Victory in the 2011 Football League Cup Final earned Birmingham qualification for the 2011–12 UEFA Europa League, which they entered at the play-off round. A 3–0 aggregate victory over C.D. Nacional of Portugal qualified Birmingham for the group stage, in which they were drawn alongside last season's finalists, S.C. Braga of Portugal, Slovenian champions NK Maribor, and fourth-placed Belgian team Club Brugge. They finished third in group H, one point behind Club Brugge and Braga, so failed to qualify for the knockout rounds.

==Overall record==
===Record by season===

Birmingham City's scores are given first in all scorelines.

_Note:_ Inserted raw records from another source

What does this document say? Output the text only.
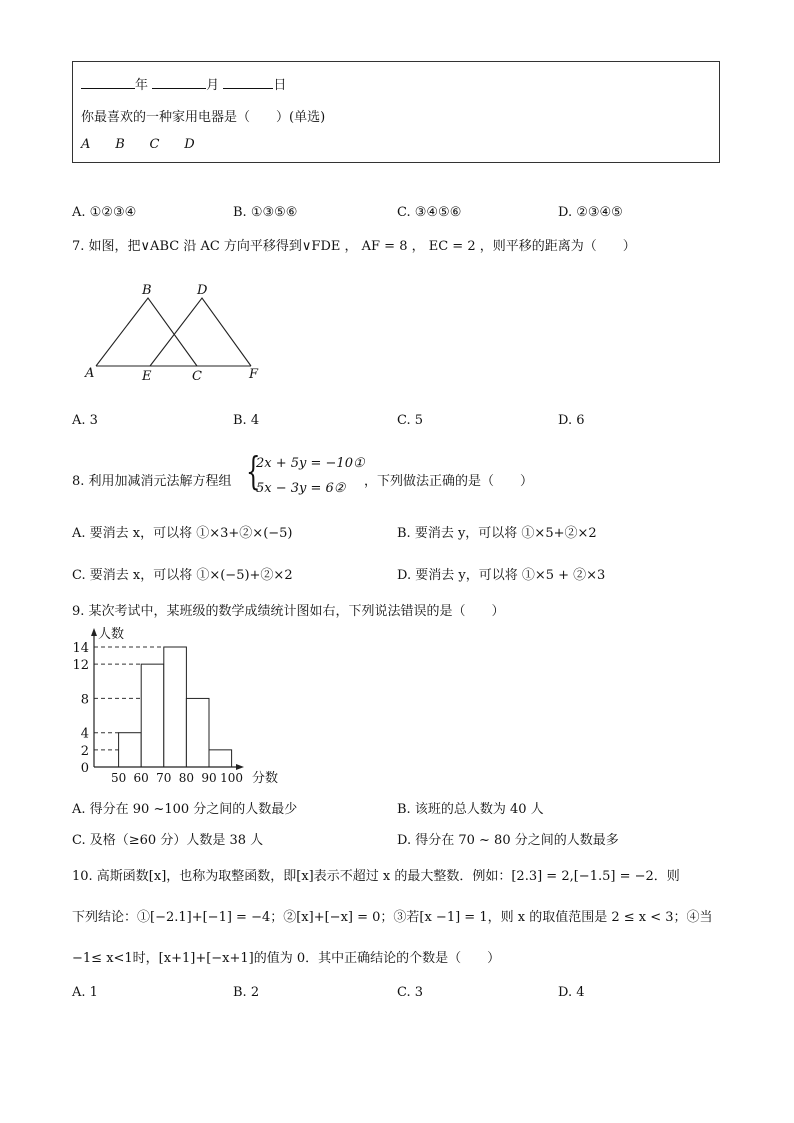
年	月	日
你最喜欢的一种家用电器是（　　）(单选)
A B C D
A. ①②③④	B. ①③⑤⑥	C. ③④⑤⑥	D. ②③④⑤
7. 如图，把∨ABC 沿 AC 方向平移得到∨FDE ， AF = 8 ， EC = 2 ，则平移的距离为（　　）
B	D
A	E	C	F
A. 3	B. 4	C. 5	D. 6
8. 利用加减消元法解方程组 {
2x + 5y = −10①
5x − 3y = 6② ，下列做法正确的是（　　）
A. 要消去 x，可以将 ①×3+②×(−5)	B. 要消去 y，可以将 ①×5+②×2
C. 要消去 x，可以将 ①×(−5)+②×2	D. 要消去 y，可以将 ①×5 + ②×3
9. 某次考试中，某班级的数学成绩统计图如右，下列说法错误的是（　　）
0
2
4
8
12
14
50 60 70 80 90 100
人数
分数
A. 得分在 90 ~100 分之间的人数最少	B. 该班的总人数为 40 人
C. 及格（≥60 分）人数是 38 人	D. 得分在 70 ~ 80 分之间的人数最多
10. 高斯函数[x]，也称为取整函数，即[x]表示不超过 x 的最大整数．例如：[2.3] = 2,[−1.5] = −2．则
下列结论：①[−2.1]+[−1] = −4；②[x]+[−x] = 0；③若[x −1] = 1，则 x 的取值范围是 2 ≤ x < 3；④当
−1≤ x<1时，[x+1]+[−x+1]的值为 0．其中正确结论的个数是（　　）
A. 1	B. 2	C. 3	D. 4
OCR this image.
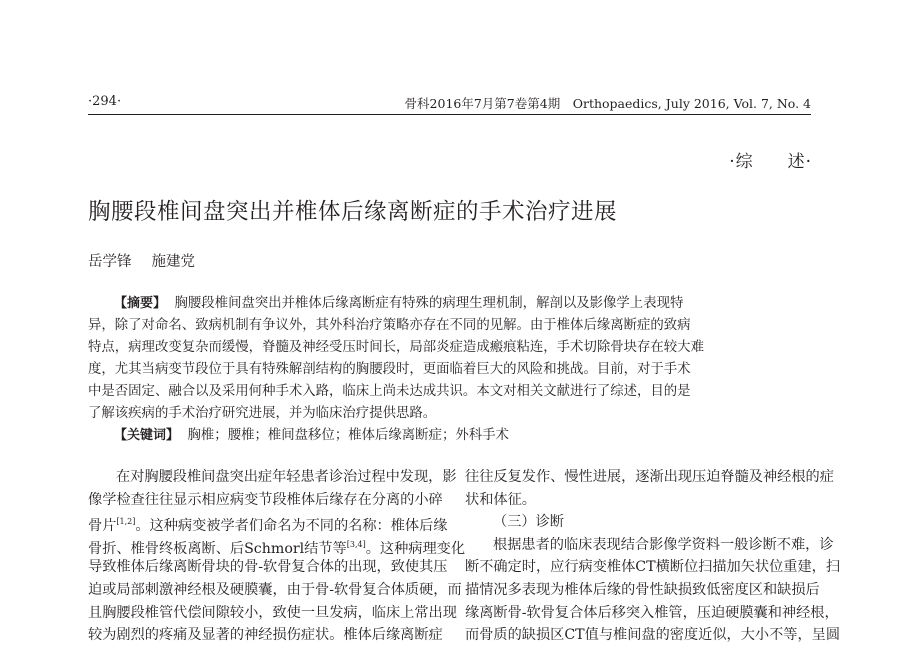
·294·	骨科2016年7月第7卷第4期　Orthopaedics, July 2016, Vol. 7, No. 4
·综 述·
胸腰段椎间盘突出并椎体后缘离断症的手术治疗进展
岳学锋 施建党
【摘要】 胸腰段椎间盘突出并椎体后缘离断症有特殊的病理生理机制，解剖以及影像学上表现特
异，除了对命名、致病机制有争议外，其外科治疗策略亦存在不同的见解。由于椎体后缘离断症的致病
特点，病理改变复杂而缓慢，脊髓及神经受压时间长，局部炎症造成瘢痕粘连，手术切除骨块存在较大难
度，尤其当病变节段位于具有特殊解剖结构的胸腰段时，更面临着巨大的风险和挑战。目前，对于手术
中是否固定、融合以及采用何种手术入路，临床上尚未达成共识。本文对相关文献进行了综述，目的是
了解该疾病的手术治疗研究进展，并为临床治疗提供思路。
【关键词】 胸椎；腰椎；椎间盘移位；椎体后缘离断症；外科手术
在对胸腰段椎间盘突出症年轻患者诊治过程中发现，影
像学检查往往显示相应病变节段椎体后缘存在分离的小碎
骨片[1,2]。这种病变被学者们命名为不同的名称：椎体后缘
骨折、椎骨终板离断、后Schmorl结节等[3,4]。这种病理变化
导致椎体后缘离断骨块的骨-软骨复合体的出现，致使其压
迫或局部刺激神经根及硬膜囊，由于骨-软骨复合体质硬，而
且胸腰段椎管代偿间隙较小，致使一旦发病，临床上常出现
较为剧烈的疼痛及显著的神经损伤症状。椎体后缘离断症
往往反复发作、慢性进展，逐渐出现压迫脊髓及神经根的症
状和体征。
（三）诊断
根据患者的临床表现结合影像学资料一般诊断不难，诊
断不确定时，应行病变椎体CT横断位扫描加矢状位重建，扫
描情况多表现为椎体后缘的骨性缺损致低密度区和缺损后
缘离断骨-软骨复合体后移突入椎管，压迫硬膜囊和神经根，
而骨质的缺损区CT值与椎间盘的密度近似，大小不等，呈圆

| Season | Competition | Round | Opponent |  | Home leg | Away leg | Play- off | Notes | Refs |
| Country | Club |
| 1955–58 | Inter-Cities Fairs Cup | GS | Italy | Internazionale | 2–1 | 0–0 |  |  |  |
| GS | Yugoslavia | Zagreb XI | 3–0 | 1–0 |  |  |  |
| SF | Spain | Barcelona | 4–3 | 0–1 | 1–2 |  |  |
| 1958–60 | Inter-Cities Fairs Cup | 1R | Germany | Cologne XI | 2–0 | 2–2 |  |  |  |
| 2R | Yugoslavia | Zagreb XI | 1–0 | 3–3 |  |  |  |
| SF | Belgium | Union Saint-Gilloise | 4–2 | 4–2 |  |  |  |
| F | Spain | Barcelona | 0–0 | 1–4 |  |  |  |
| 1960–61 | Inter-Cities Fairs Cup | 1R | Hungary | Újpesti Dózsa | 3–2 | 2–1 |  |  |  |
| 2R | Denmark | KB | 5–0 | 4–4 |  |  |  |
| SF | Italy | Internazionale | 2–1 | 2–1 |  |  |  |
| F | Italy | A.S. Roma | 2–2 | 0–2 |  |  |  |
| 1961–62 | Inter-Cities Fairs Cup | 2R | Spain | RCD Espanyol | 1–0 | 2–5 |  |  |  |
| 2011–12 | UEFA Europa League | PO | Portugal | C.D. Nacional | 3–0 | 0–0 |  |  |  |
| GS | Portugal | S.C. Braga | 1–3 | 0–1 |  |  |  |
| GS | Slovenia | NK Maribor | 1–0 | 2–1 |  |  |  |
| GS | Belgium | Club Brugge | 2–2 | 2–1 |  |  |  |

- Key
- PO = play-off round
- GS = group stage
- 1R = first round
- 2R = second round
- SF = semifinal
- F = final
===Record by nation===

| Nation | Pld | W | D | L | GF | GA | GD | Opponents |
|---|---|---|---|---|---|---|---|---|
| Belgium | 4 | 3 | 1 | 0 | 12 | 7 | +5 | Union Saint-Gilloise, Club Brugge |
| Denmark | 2 | 1 | 1 | 0 | 9 | 4 | +5 | KB |
| Germany | 2 | 1 | 1 | 0 | 4 | 2 | +2 | Cologne XI |
| Hungary | 2 | 2 | 0 | 0 | 5 | 3 | +2 | Újpest |
| Italy | 6 | 3 | 2 | 1 | 8 | 7 | +1 | Inter, Roma |
| Portugal | 4 | 1 | 1 | 2 | 4 | 4 | 0 | Nacional, Braga |
| Slovenia | 2 | 2 | 0 | 0 | 3 | 1 | +2 | Maribor |
| Spain | 7 | 2 | 1 | 4 | 9 | 15 | -6 | Barcelona, Espanyol |
| Yugoslavia | 4 | 3 | 1 | 0 | 8 | 3 | +5 | Zagreb XI |

== European attendance records ==

- Highest home attendance: 40,524, against Barcelona, 1960 Fairs Cup final first leg, 29 March 1960.
- Lowest home attendance: 14,152, against Union Saint-Gilloise, 1958–60 Fairs Cup semifinal second leg, 11 November 1959.
- Highest away attendance: 75,000, against Barcelona, 1958–60 Fairs Cup final second leg, 4 May 1960.
- Lowest away attendance: 2,500, against KB, 1960–61 Fairs Cup second round first leg, 23 November 1960.